I was recently tagged for a meme by Crown Princess.

Rules: Devise a list of 5-10 courses you would take to fix your life. It's more fun to be in classes with friends, so include one class from the person who tagged you that you'd also like to take. Tag five.

Ok, here's the list:

911 101: After working as a dispatcher i REALLY wish this course was offered. To call into the EMERGENCY operator because you want to know if it is safe to drive from Amarillo to Tulia during the Tornado Watch is NOT acceptable. Nor is calling into report you are unhappy with the quality of the ILLEGAL drugs you just purchased.

Applied Mathematics For Inmates: Learn how to calculate the profit you would make from throwing contraband over a prison fence. Be one step ahead of that gang associated "insurance collector" by figuring out how many 19 cent Ramen Noodle packs will equal a week's worth of protection money. Prerequisite: Home Ec for Thugs.

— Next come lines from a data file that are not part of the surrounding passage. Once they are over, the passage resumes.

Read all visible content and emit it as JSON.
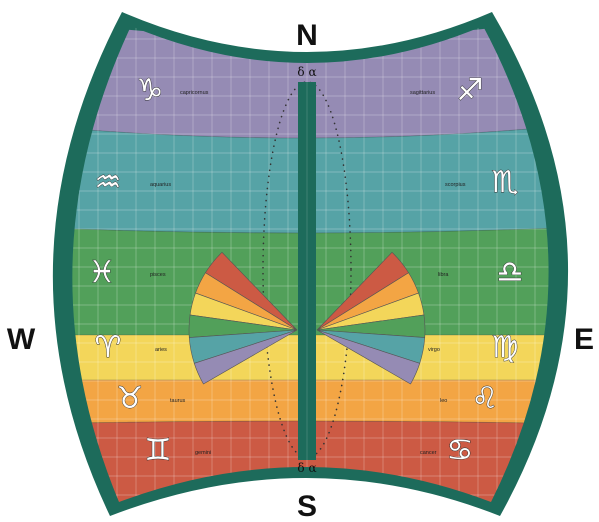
{
  "compass": {
    "north": "N",
    "south": "S",
    "west": "W",
    "east": "E"
  },
  "colors": {
    "frame": "#1d6b5b",
    "grid": "#ffffff",
    "purple": "#958bb4",
    "teal": "#56a3a6",
    "green": "#52a05a",
    "yellow": "#f3d65a",
    "orange": "#f3a544",
    "red": "#cc5a44"
  },
  "bands": [
    {
      "color": "purple",
      "left": {
        "name": "capricornus",
        "glyph": "♑"
      },
      "right": {
        "name": "sagittarius",
        "glyph": "♐"
      }
    },
    {
      "color": "teal",
      "left": {
        "name": "aquarius",
        "glyph": "♒"
      },
      "right": {
        "name": "scorpius",
        "glyph": "♏"
      }
    },
    {
      "color": "green",
      "left": {
        "name": "pisces",
        "glyph": "♓"
      },
      "right": {
        "name": "libra",
        "glyph": "♎"
      }
    },
    {
      "color": "yellow",
      "left": {
        "name": "aries",
        "glyph": "♈"
      },
      "right": {
        "name": "virgo",
        "glyph": "♍"
      }
    },
    {
      "color": "orange",
      "left": {
        "name": "taurus",
        "glyph": "♉"
      },
      "right": {
        "name": "leo",
        "glyph": "♌"
      }
    },
    {
      "color": "red",
      "left": {
        "name": "gemini",
        "glyph": "♊"
      },
      "right": {
        "name": "cancer",
        "glyph": "♋"
      }
    }
  ],
  "meridian": {
    "top_label": "δ α",
    "bottom_label": "δ α"
  },
  "fan": {
    "wedge_colors": [
      "red",
      "orange",
      "yellow",
      "green",
      "teal",
      "purple"
    ]
  }
}
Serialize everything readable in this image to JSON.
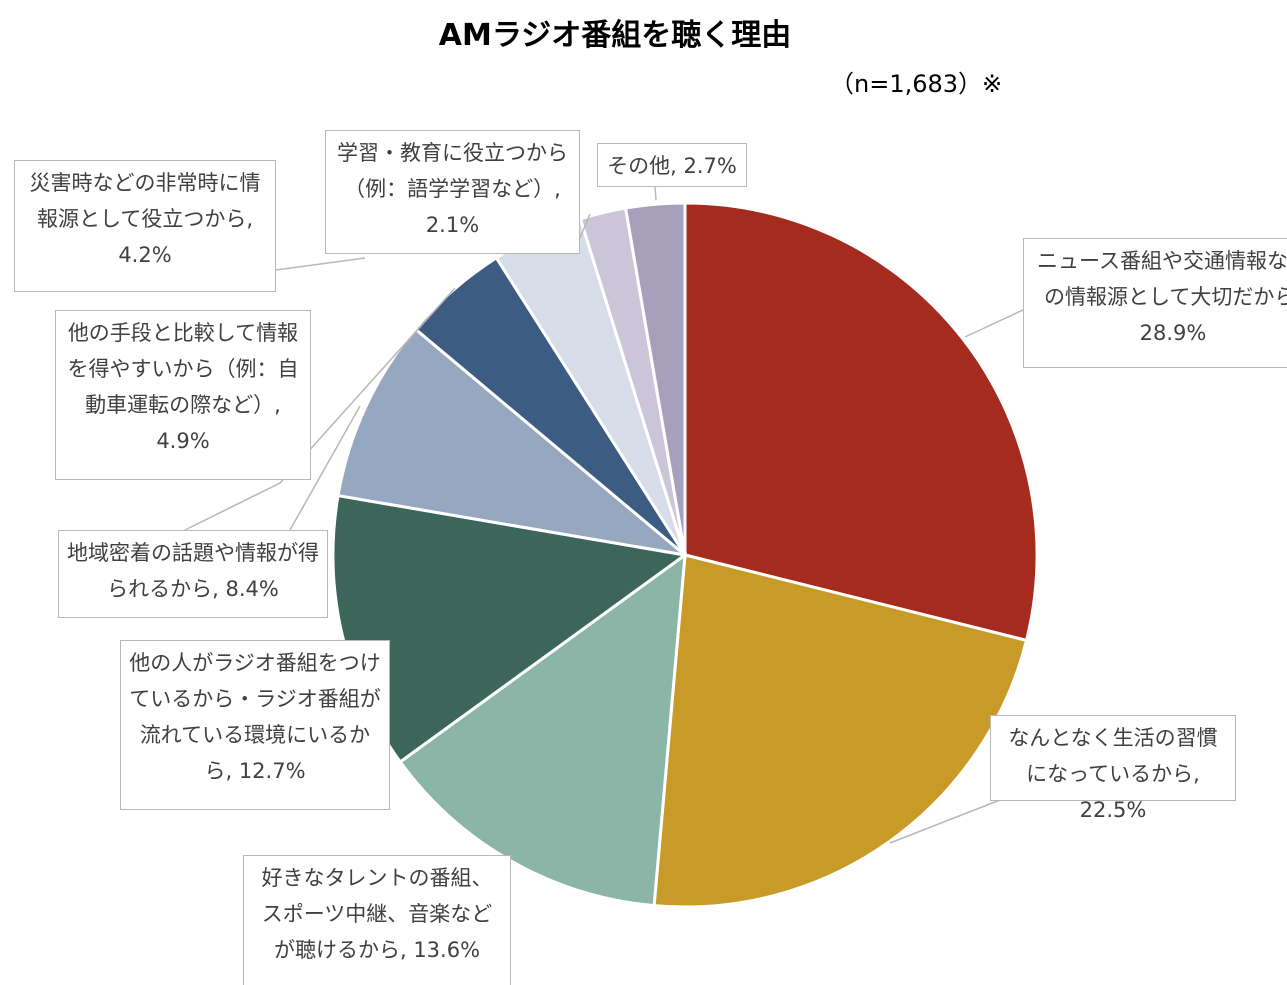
{
  "chart_data": {
    "type": "pie",
    "title": "AMラジオ番組を聴く理由",
    "subtitle": "（n=1,683）※",
    "categories": [
      "ニュース番組や交通情報などの情報源として大切だから",
      "なんとなく生活の習慣になっているから",
      "好きなタレントの番組、スポーツ中継、音楽などが聴けるから",
      "他の人がラジオ番組をつけているから・ラジオ番組が流れている環境にいるから",
      "地域密着の話題や情報が得られるから",
      "他の手段と比較して情報を得やすいから（例：自動車運転の際など）",
      "災害時などの非常時に情報源として役立つから",
      "学習・教育に役立つから（例：語学学習など）",
      "その他"
    ],
    "values": [
      28.9,
      22.5,
      13.6,
      12.7,
      8.4,
      4.9,
      4.2,
      2.1,
      2.7
    ],
    "value_labels": [
      ", 28.9%",
      ", 22.5%",
      ", 13.6%",
      ", 12.7%",
      ", 8.4%",
      ", 4.9%",
      ", 4.2%",
      ", 2.1%",
      ", 2.7%"
    ],
    "colors": [
      "#a62b1f",
      "#c89b28",
      "#8ab5a7",
      "#3c6659",
      "#95a8c0",
      "#3d5c82",
      "#d6dde8",
      "#cbc5d9",
      "#a89fbd"
    ]
  }
}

Low Income Housing Survival Skills: Learn how to lite the pilot light of that out of code/red tagged furnace in your home. Course includes how to cannibalize that recently vacant housing unit next door for spare parts like door knobs, a/c units, and plumbing fixtures. This course is required before taking How to Litigate Against Slum Lords.

Reality Small Town Living: Surviving as a new resident in a "close knit" community can be trying at times. Learn how to buy yourself into the most influential church in the town. Explore the alternatives to welfare living by agreeing to work for a substandard employer. Gain the knowledge needed to navigate through a good ole boy form of government. Related Course:Finding the best police department that money can buy.

Wal Mart-The Ritual: There is a high chance that Wal Mart is the only store left in town. Everyone else was either closed down, or ran out. Learn the most time efficient methods to used during that "weekly supply run". Learn to identify what is the "safe time zone" to shop there before the freaks come out of the woodwork just to hang out at Wal Mart. Avoid getting assaulted by the infamous greeter when that stupid sensor detector sounds an alarm as you attempt to exit the store with items you really paid for. Prerequisite: Extreme Monopoly

I have no clue who to tag for this one.


Sandy said...

I LOVE your courses! WalMarts in small towns (I have no experience with WalMarts in large towns) are some of the best/scariest entertainment in the world!

PS: Our WalMart had the ramen noodles at 10 for a buck the other day! Whoo hoo!

Crown Princess said...

Rob Cop,

Thanks for playing, yours are some of the best, and informational, classes offered. I can tell you how many .19 Ramens it takes...lol.